Rix RyskampPDG, UseAIble
De nombreuses entreprises trouvent des moyens d’utiliser des CPU pour faciliter ce processus. UseAIble, par exemple, a développé un système baptisé Ryskamp Learning Machine, du nom de son PDG, qui réduit les besoins de calcul en ayant recours à la logique, pour éviter l’emploi de statistiques. L’algorithme n’utilise pas de pondérations dans son réseau neuronal, éliminant ainsi la raison principale pour laquelle les réseaux neuronaux exigent des calculs intensifs en GPU et réduisant par la même occasion les problèmes de boîte noire.
Rix Ryskamp pense que les architectes en machine learning doivent améliorer leurs compétences pour moins s’en remettre à des modèles statistiques nécessitant d’imposantes charges de travail de GPU.
« Pour obtenir de nouveaux résultats et utiliser différents types de matériel, y compris des équipements IoT et autres matériels en périphérie, nous devons entièrement repenser nos modèles, pas seulement les repackager », dit-il. « Il nous faut plus de modèles qui utilisent les processeurs déjà largement disponibles, qu’il s’agisse de CPU, de cartes IoT ou de tout autre matériel déjà installé chez les clients. »
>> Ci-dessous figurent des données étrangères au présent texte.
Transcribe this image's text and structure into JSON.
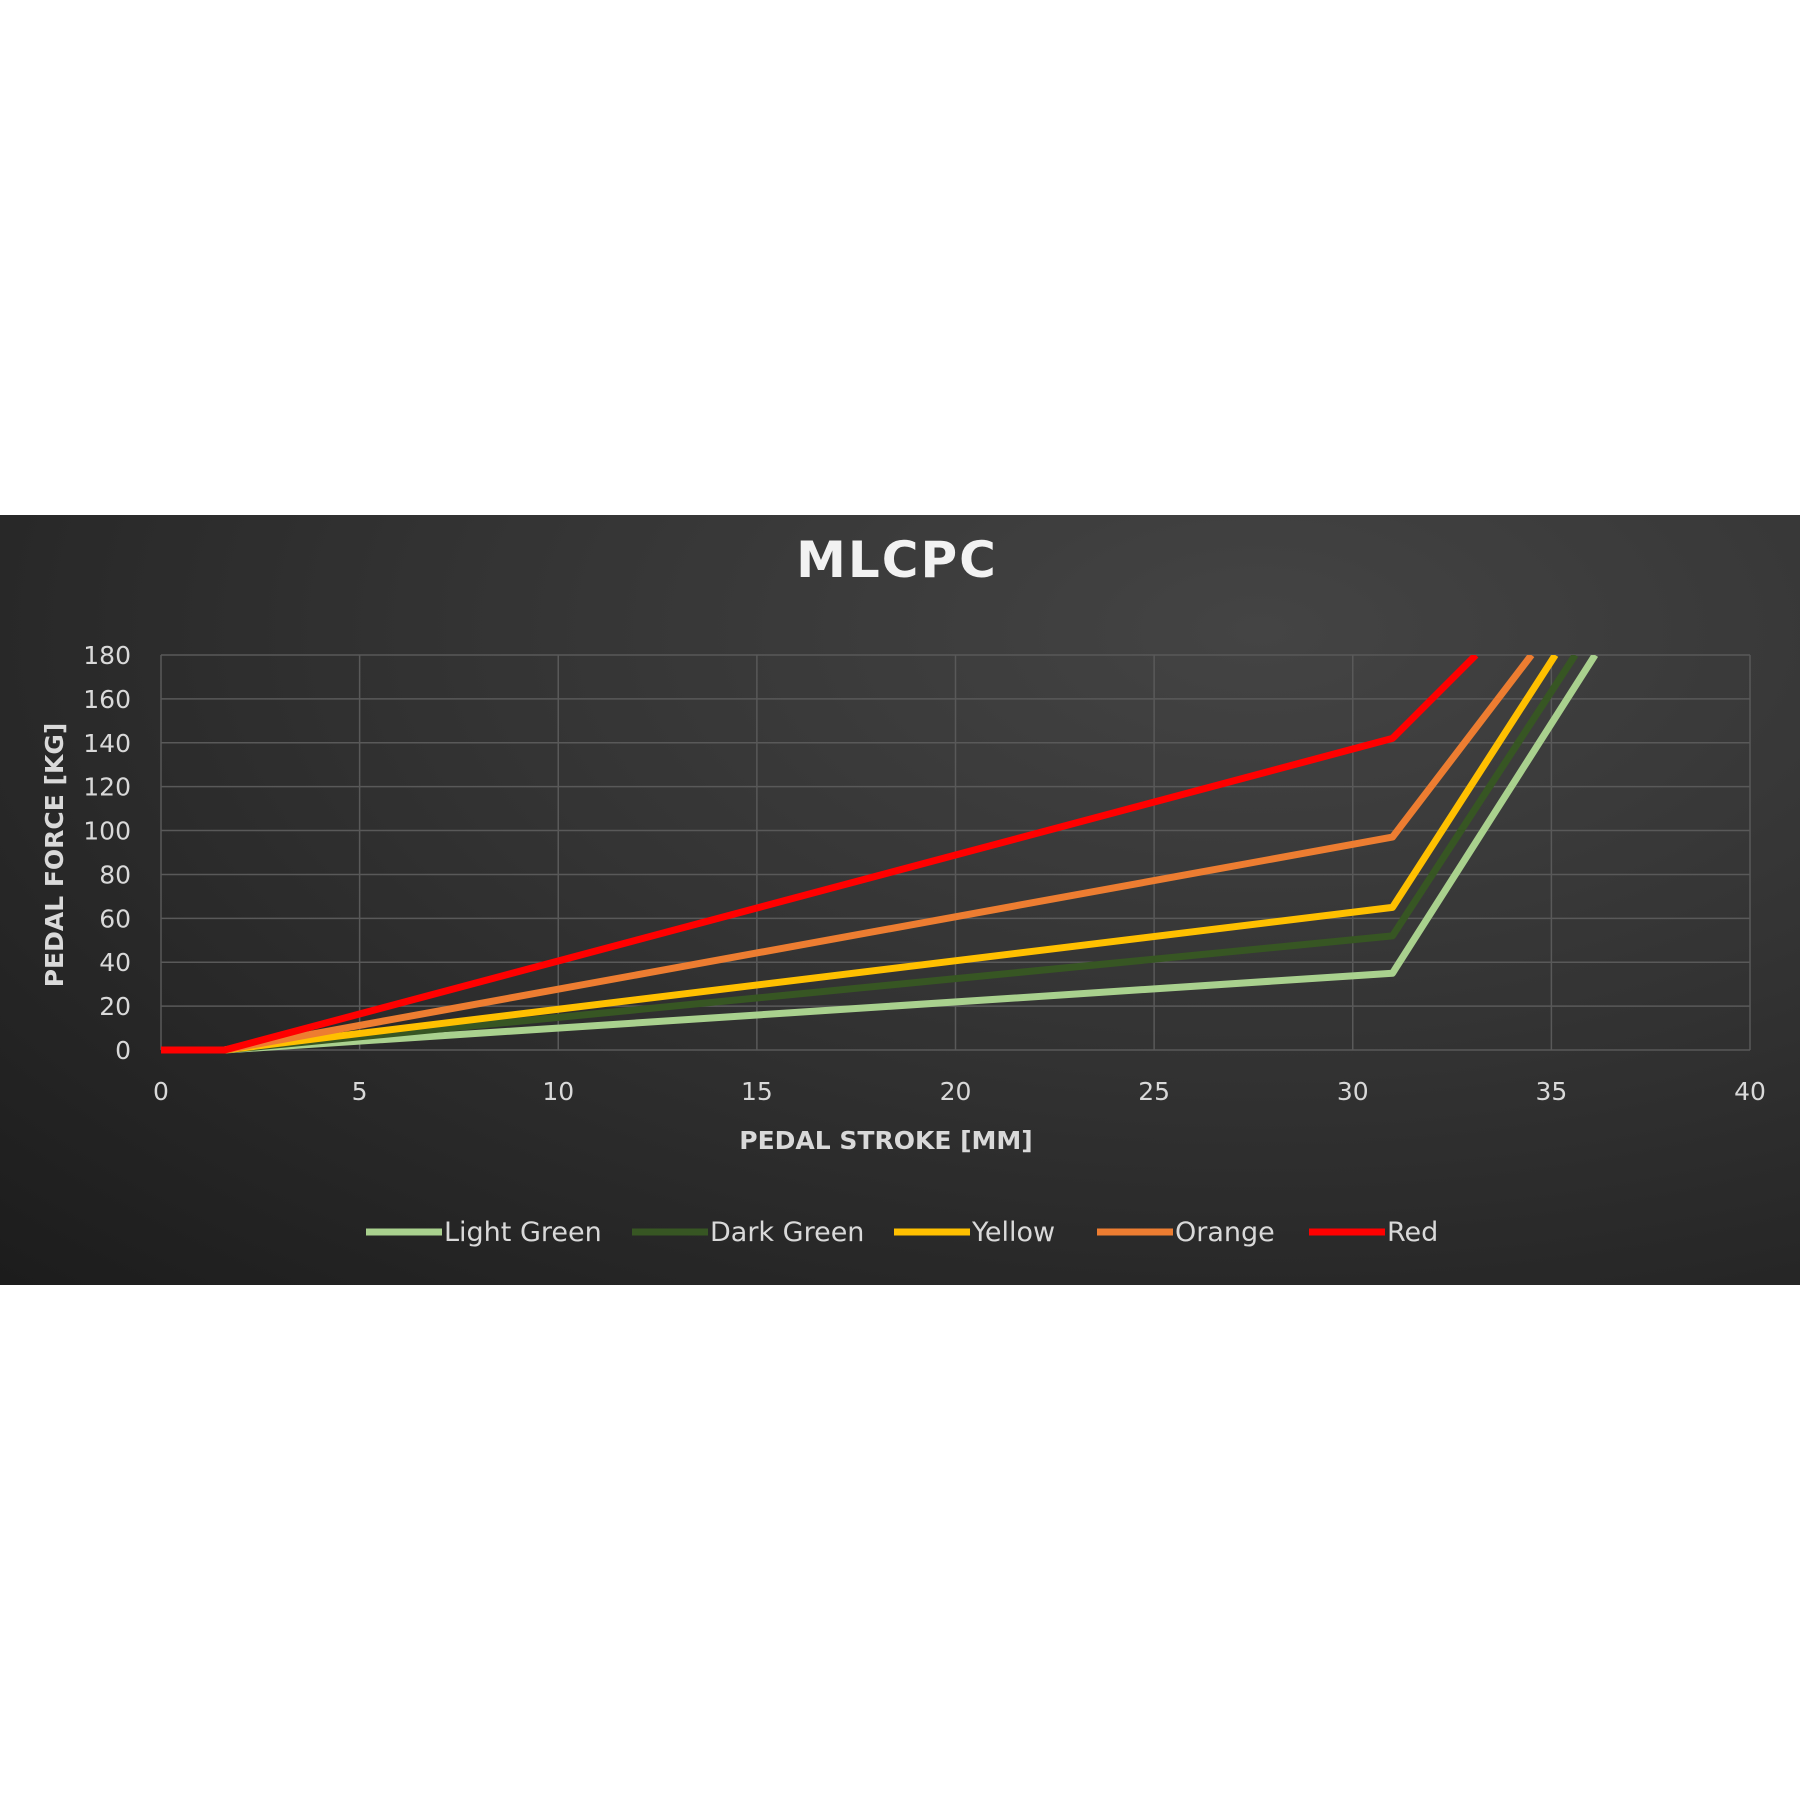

Les CPU ou l’ambition de devenir le moteur de l’IA
Intel observe que les entreprises cherchent à exécuter toutes sortes de charges de travail d’IA sur ses CPU Xeon, indique Éric Gardner, directeur du marketing IA de la firme. Des sociétés évoluant dans des secteurs aussi divers que le commerce, les télécommunications, l’industrie ou la santé adoptent déjà l’IA dans leur pipeline CPU pour des déploiements à grande échelle.
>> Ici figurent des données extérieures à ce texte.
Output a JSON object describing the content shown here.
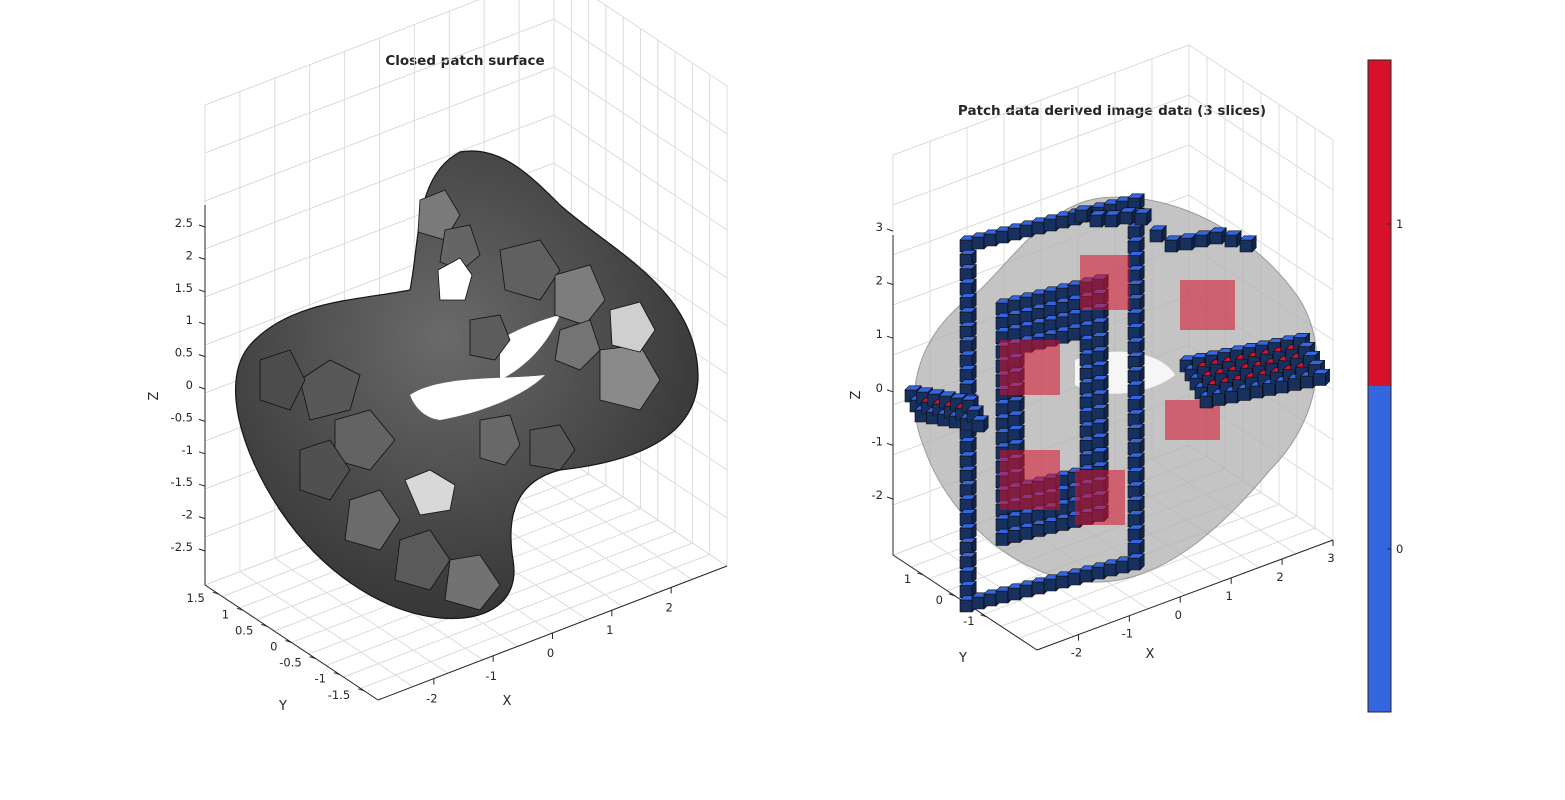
{
  "figure": {
    "background": "#ffffff",
    "grid_color": "#dcdcdc",
    "axis_color": "#262626"
  },
  "chart_data": [
    {
      "type": "surface-3d",
      "title": "Closed patch surface",
      "xlabel": "X",
      "ylabel": "Y",
      "zlabel": "Z",
      "x_ticks": [
        "-2",
        "-1",
        "0",
        "1",
        "2"
      ],
      "y_ticks": [
        "-1.5",
        "-1",
        "-0.5",
        "0",
        "0.5",
        "1",
        "1.5"
      ],
      "z_ticks": [
        "-2.5",
        "-2",
        "-1.5",
        "-1",
        "-0.5",
        "0",
        "0.5",
        "1",
        "1.5",
        "2",
        "2.5"
      ],
      "xlim": [
        -2.6,
        2.6
      ],
      "ylim": [
        -1.8,
        1.8
      ],
      "zlim": [
        -2.8,
        2.8
      ],
      "grid": true,
      "face_color": "#4a4a4a",
      "edge_color": "#111111"
    },
    {
      "type": "voxel-3d",
      "title": "Patch data derived image data (3 slices)",
      "xlabel": "X",
      "ylabel": "Y",
      "zlabel": "Z",
      "x_ticks": [
        "-2",
        "-1",
        "0",
        "1",
        "2",
        "3"
      ],
      "y_ticks": [
        "-1",
        "0",
        "1"
      ],
      "z_ticks": [
        "-2",
        "-1",
        "0",
        "1",
        "2",
        "3"
      ],
      "xlim": [
        -3,
        3
      ],
      "ylim": [
        -1.5,
        1.5
      ],
      "zlim": [
        -3,
        3
      ],
      "grid": true,
      "shell_color": "#b0b0b0",
      "colorbar": {
        "ticks": [
          "0",
          "1"
        ],
        "categories": [
          {
            "value": 0,
            "color": "#3466e0"
          },
          {
            "value": 1,
            "color": "#d7112b"
          }
        ],
        "location": "right"
      }
    }
  ]
}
Les cas d’utilisation comprennent la télémétrie et le routage réseau, la reconnaissance d’objets dans les caméras de vidéosurveillance, la détection d’anomalies dans les pipelines industriels et la détection d’objets en imagerie médicale. Les CPU fonctionnent mieux pour les algorithmes qui sont difficiles à exécuter en parallèle, ou pour les applications qui exigent plus de données que ne peut en contenir un accélérateur GPU standard. Voici quelques exemples d’applications susceptibles d’être plus efficaces sur des CPU :
- les systèmes de recommandation pour l’apprentissage et l’inférence qui nécessitent plus de mémoire pour empiler les couches ;
- les algorithmes classiques de machine learning qui sont difficiles à paralléliser pour les GPU ;
- les réseaux neuronaux récurrents qui font appel à des données séquentielles ;
- les modèles qui utilisent des échantillons de données de grande taille, par exemple des données 3D pour l’apprentissage et l’inférence ;
- les systèmes d’inférence en temps réel pour les algorithmes difficiles à paralléliser.